Why a Church?


            Our church celebrated the Fifth Anniversary of the building’s dedication on Catholic University Day, November 12, 1916 . It was an auspicious date, since our then pastor, Monsignor Crane, was among the first graduates of newly established Catholic University in Washington, DC. The main celebrant was Right Reverend Thomas Shahan, Rector of the University. Reverend James T. Higgins of Most Blessed Sacrament Parish, a classmate of Monsignor Crane, assisted.

        The sermon described our church construction: “Nine years ago last spring the first spadeful of earth was turned on the site of this magnificent building…month by month afterwards you watched the majestic structure rise, cradled by scaffolding, until the commanding dome was finished and the elaborate furnishing completed, and your church was ready for its dedication…” Today, “the sweet voices of the newly christened bells proclaim to the neighborhood that this is a day of joy for St. Francis de Sales Parish….” Dedicated in October, this was the first time the bells were rung.

          Addressing the building’s symbolism, the homilist noted that, atop the dome, “ its cross points heavenwards… to belief in God and hope in the world to come…” and  “pierces the clouds of doubt…which come between the soul and the Creator…” Doubt was strong in 1916: “The present is to a great extent the age of the merely natural. Man will believe only what he can see and science is so vastly increasing his vision that he has come to believe that there is no limit to his powers of penetration. The world of spirit, the world of faith, the supernatural, has to prove its reality before man will accept it…” using quantifiable scientific evidence from five senses.
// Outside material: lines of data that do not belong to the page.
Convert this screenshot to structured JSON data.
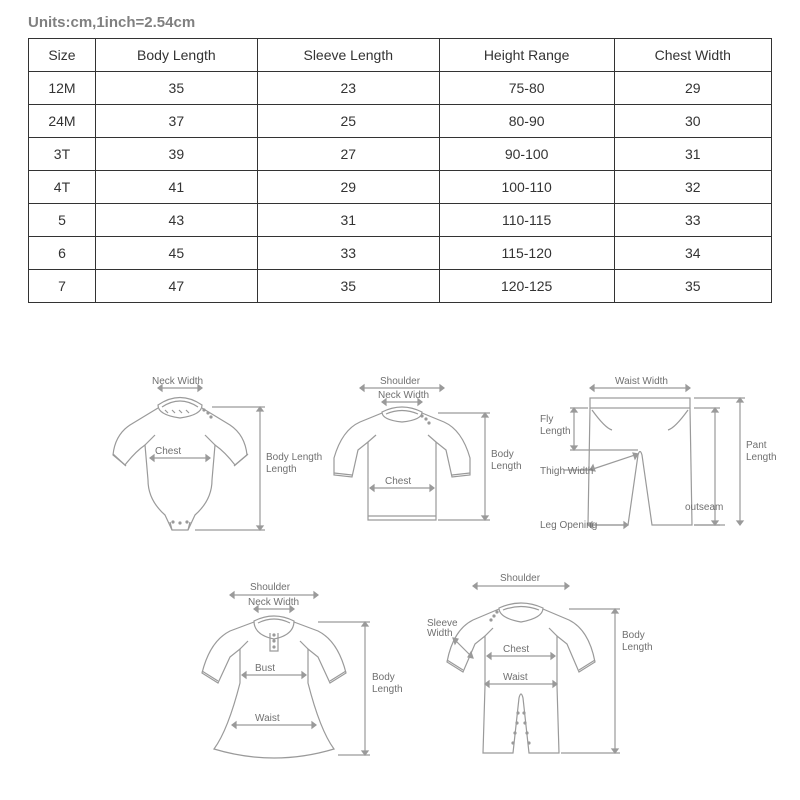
{
  "units_label": "Units:cm,1inch=2.54cm",
  "table": {
    "columns": [
      "Size",
      "Body Length",
      "Sleeve Length",
      "Height Range",
      "Chest Width"
    ],
    "rows": [
      [
        "12M",
        "35",
        "23",
        "75-80",
        "29"
      ],
      [
        "24M",
        "37",
        "25",
        "80-90",
        "30"
      ],
      [
        "3T",
        "39",
        "27",
        "90-100",
        "31"
      ],
      [
        "4T",
        "41",
        "29",
        "100-110",
        "32"
      ],
      [
        "5",
        "43",
        "31",
        "110-115",
        "33"
      ],
      [
        "6",
        "45",
        "33",
        "115-120",
        "34"
      ],
      [
        "7",
        "47",
        "35",
        "120-125",
        "35"
      ]
    ],
    "border_color": "#333333",
    "text_color": "#333333",
    "header_fontsize": 14,
    "cell_fontsize": 14
  },
  "diagrams": {
    "stroke": "#9a9a9a",
    "text_color": "#707070",
    "label_fontsize": 10,
    "items": [
      {
        "id": "bodysuit",
        "labels": {
          "neck_width": "Neck Width",
          "chest": "Chest",
          "body_length": "Body Length"
        }
      },
      {
        "id": "top",
        "labels": {
          "shoulder": "Shoulder",
          "neck_width": "Neck Width",
          "chest": "Chest",
          "body_length": "Body Length"
        }
      },
      {
        "id": "pants",
        "labels": {
          "waist_width": "Waist Width",
          "fly_length": "Fly Length",
          "thigh_width": "Thigh Width",
          "leg_opening": "Leg Opening",
          "outseam": "outseam",
          "pant_length": "Pant Length"
        }
      },
      {
        "id": "dress",
        "labels": {
          "shoulder": "Shoulder",
          "neck_width": "Neck Width",
          "bust": "Bust",
          "waist": "Waist",
          "body_length": "Body Length"
        }
      },
      {
        "id": "romper",
        "labels": {
          "shoulder": "Shoulder",
          "sleeve_width": "Sleeve Width",
          "chest": "Chest",
          "waist": "Waist",
          "body_length": "Body Length"
        }
      }
    ]
  }
}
          Our building outlines a sacred space, to be experienced with a different sense: “All the glories of Christian architecture owe their inspiration to a belief…that a church should be a worthy tabernacle of the Blessed Sacrament…It is not an empty monument, but a place “within whose walls the Sacramental Christ is always dwelling;” a space to inspire, refresh, and lift us above the ordinary.

          The five-year anniversary of our building came in the darkness of World War I. A hundred years later, in this new century of unrest, we are still reconciling faith with reason, but science has begun to acknowledge that the more we learn about our universe, the more we realize that we don’t know. Our church is a refuge to reach for that which continues to be beyond our understanding.